Por outro lado, a narrativa construída a partir da linguagem e do discurso com vistas a atender aos respectivos objetivos devem possuir lastros na prática organizacional, no sentido de que as histórias – um importante elemento da cultura organizacional – serão um relevante aspecto a reforçar ou desconstruir a narrativa intentada, cuja ausência de coerência fatalmente levará ao insucesso de sua sustentação no médio e no longo prazo (Weick e Browning, 1986; Vargas Pedraza, 2012; Gill, 2011; Carramenha, 2014).
A construção histórica do discurso e da narrativa, aliada a perspectiva temporal discutida no conceito do jogo de linguagem (WITTGENSTEIN, 1953), possa reforçar a defesa de que a aprendizagem organizacional e a gestão do conhecimento devem ser um esforço e um investimento de longo prazo nas organizações, uma vez que seriam inviáveis que os frutos duradouros das necessárias intervenções sejam intensamente percebidos no curto e médio prazo.
5 CONSIDERAÇÕES FINAIS
A teoria e a prática da aplicação das teorias de aprendizagem nas organizações e da gestão do conhecimento talvez ainda se sustente demasiadamente na busca de ferramentas, práticas e na criação de um ambiente favorável ao fluxo de conhecimento, em detrimento de uma visão mais ampla de tal processo, que contemple mais intensamente a perspectiva linguístico-discursiva das organizações.

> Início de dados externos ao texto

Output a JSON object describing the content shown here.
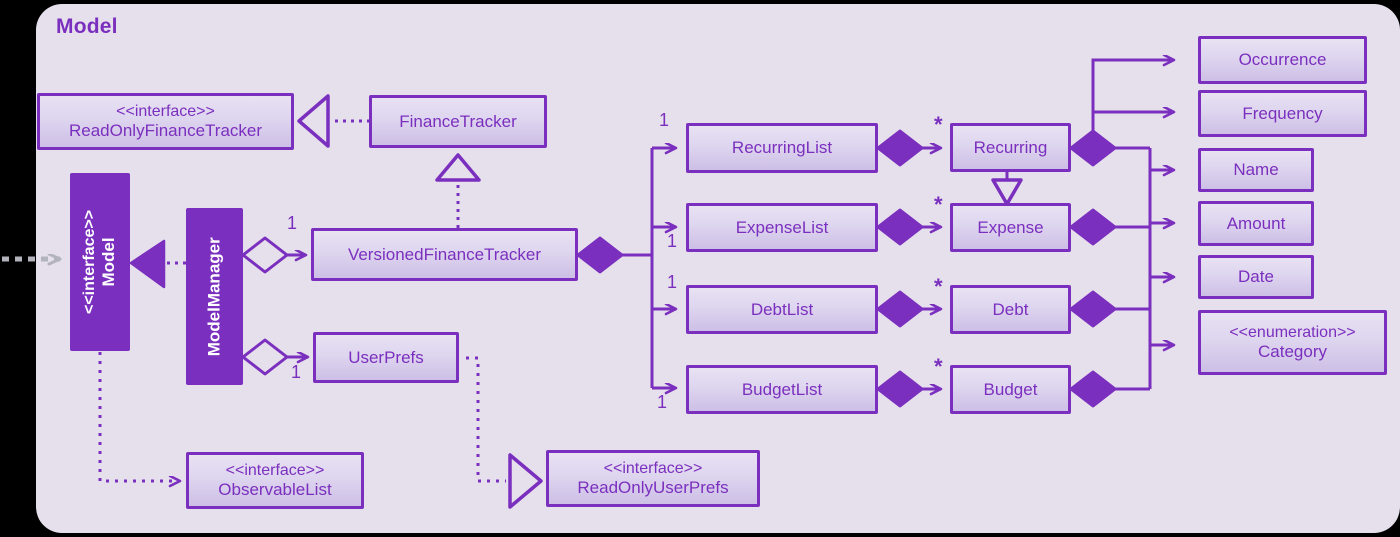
{
  "panel": {
    "title": "Model",
    "background": "#e6e0ec",
    "accent": "#7b2fbe"
  },
  "stereotypes": {
    "interface": "<<interface>>",
    "enumeration": "<<enumeration>>"
  },
  "nodes": [
    {
      "id": "readonlyfinancetracker",
      "stereotype": "<<interface>>",
      "name": "ReadOnlyFinanceTracker",
      "style": "light"
    },
    {
      "id": "financetracker",
      "stereotype": "",
      "name": "FinanceTracker",
      "style": "light"
    },
    {
      "id": "model",
      "stereotype": "<<interface>>",
      "name": "Model",
      "style": "solid"
    },
    {
      "id": "modelmanager",
      "stereotype": "",
      "name": "ModelManager",
      "style": "solid"
    },
    {
      "id": "versionedfinancetracker",
      "stereotype": "",
      "name": "VersionedFinanceTracker",
      "style": "light"
    },
    {
      "id": "userprefs",
      "stereotype": "",
      "name": "UserPrefs",
      "style": "light"
    },
    {
      "id": "observablelist",
      "stereotype": "<<interface>>",
      "name": "ObservableList",
      "style": "light"
    },
    {
      "id": "readonlyuserprefs",
      "stereotype": "<<interface>>",
      "name": "ReadOnlyUserPrefs",
      "style": "light"
    },
    {
      "id": "recurringlist",
      "stereotype": "",
      "name": "RecurringList",
      "style": "light"
    },
    {
      "id": "expenselist",
      "stereotype": "",
      "name": "ExpenseList",
      "style": "light"
    },
    {
      "id": "debtlist",
      "stereotype": "",
      "name": "DebtList",
      "style": "light"
    },
    {
      "id": "budgetlist",
      "stereotype": "",
      "name": "BudgetList",
      "style": "light"
    },
    {
      "id": "recurring",
      "stereotype": "",
      "name": "Recurring",
      "style": "light"
    },
    {
      "id": "expense",
      "stereotype": "",
      "name": "Expense",
      "style": "light"
    },
    {
      "id": "debt",
      "stereotype": "",
      "name": "Debt",
      "style": "light"
    },
    {
      "id": "budget",
      "stereotype": "",
      "name": "Budget",
      "style": "light"
    },
    {
      "id": "occurrence",
      "stereotype": "",
      "name": "Occurrence",
      "style": "light"
    },
    {
      "id": "frequency",
      "stereotype": "",
      "name": "Frequency",
      "style": "light"
    },
    {
      "id": "nameattr",
      "stereotype": "",
      "name": "Name",
      "style": "light"
    },
    {
      "id": "amount",
      "stereotype": "",
      "name": "Amount",
      "style": "light"
    },
    {
      "id": "date",
      "stereotype": "",
      "name": "Date",
      "style": "light"
    },
    {
      "id": "category",
      "stereotype": "<<enumeration>>",
      "name": "Category",
      "style": "light"
    }
  ],
  "multiplicities": {
    "versioned_one": "1",
    "userprefs_one": "1",
    "recurringlist_one": "1",
    "expenselist_one": "1",
    "debtlist_one": "1",
    "budgetlist_one": "1",
    "recurring_star": "*",
    "expense_star": "*",
    "debt_star": "*",
    "budget_star": "*"
  },
  "relationships": [
    {
      "from": "financetracker",
      "to": "readonlyfinancetracker",
      "type": "realization"
    },
    {
      "from": "versionedfinancetracker",
      "to": "financetracker",
      "type": "realization"
    },
    {
      "from": "modelmanager",
      "to": "model",
      "type": "realization"
    },
    {
      "from": "modelmanager",
      "to": "versionedfinancetracker",
      "type": "aggregation"
    },
    {
      "from": "modelmanager",
      "to": "userprefs",
      "type": "aggregation"
    },
    {
      "from": "model",
      "to": "observablelist",
      "type": "dependency"
    },
    {
      "from": "userprefs",
      "to": "readonlyuserprefs",
      "type": "realization"
    },
    {
      "from": "versionedfinancetracker",
      "to": "recurringlist",
      "type": "composition"
    },
    {
      "from": "versionedfinancetracker",
      "to": "expenselist",
      "type": "composition"
    },
    {
      "from": "versionedfinancetracker",
      "to": "debtlist",
      "type": "composition"
    },
    {
      "from": "versionedfinancetracker",
      "to": "budgetlist",
      "type": "composition"
    },
    {
      "from": "recurringlist",
      "to": "recurring",
      "type": "composition"
    },
    {
      "from": "expenselist",
      "to": "expense",
      "type": "composition"
    },
    {
      "from": "debtlist",
      "to": "debt",
      "type": "composition"
    },
    {
      "from": "budgetlist",
      "to": "budget",
      "type": "composition"
    },
    {
      "from": "recurring",
      "to": "expense",
      "type": "generalization"
    },
    {
      "from": "recurring",
      "to": "occurrence",
      "type": "composition"
    },
    {
      "from": "recurring",
      "to": "frequency",
      "type": "composition"
    },
    {
      "from": "recurring",
      "to": "nameattr",
      "type": "composition"
    },
    {
      "from": "expense",
      "to": "amount",
      "type": "composition"
    },
    {
      "from": "debt",
      "to": "date",
      "type": "composition"
    },
    {
      "from": "budget",
      "to": "category",
      "type": "composition"
    }
  ]
}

Ademais, o debate filosófico concernente aos aspectos concernentes a interpretação do discurso oral e escrito – e as particularidades de cada um destes meios – pode proporcionar contribuições importantes para a aprendizagem organizacional, especialmente no cenário ainda mais desafiador e complexo que se apresenta nas cadeias de suprimento na era da indústria 4.0.
Adicionalmente, pode vir a apresentar-se como contribuição a exploração de questões relacionadas a aplicação da perspectiva da razão comunicativa (BANNELL, 2006), em especial na interação com o mundo social e, neste, particularmente o contexto organizacional, como meio para a propagação dos fluxos do conhecimento e dos esforços de estímulo à aprendizagem.
Destarte, a partir das proposições de parte dos autores, sugere-se que futuras investigações acadêmicas possam explorar como a linguagem e o discurso possam contribuir para uma maior efetividade da aprendizagem organizacional e da gestão do conhecimento no atingimento dos seus objetivos de longa data estabelecidos na literatura, mas não frequentemente alcançados em sua plenitude e potencial.
Ademais, futuras pesquisas poderiam explorar se o mencionado distanciamento da visão de conhecimento, entre a epistemologia e gestão do conhecimento, é coerente e necessário, explorando o quão viável e benéfico seria a busca por aproximá-las ou convergi-las.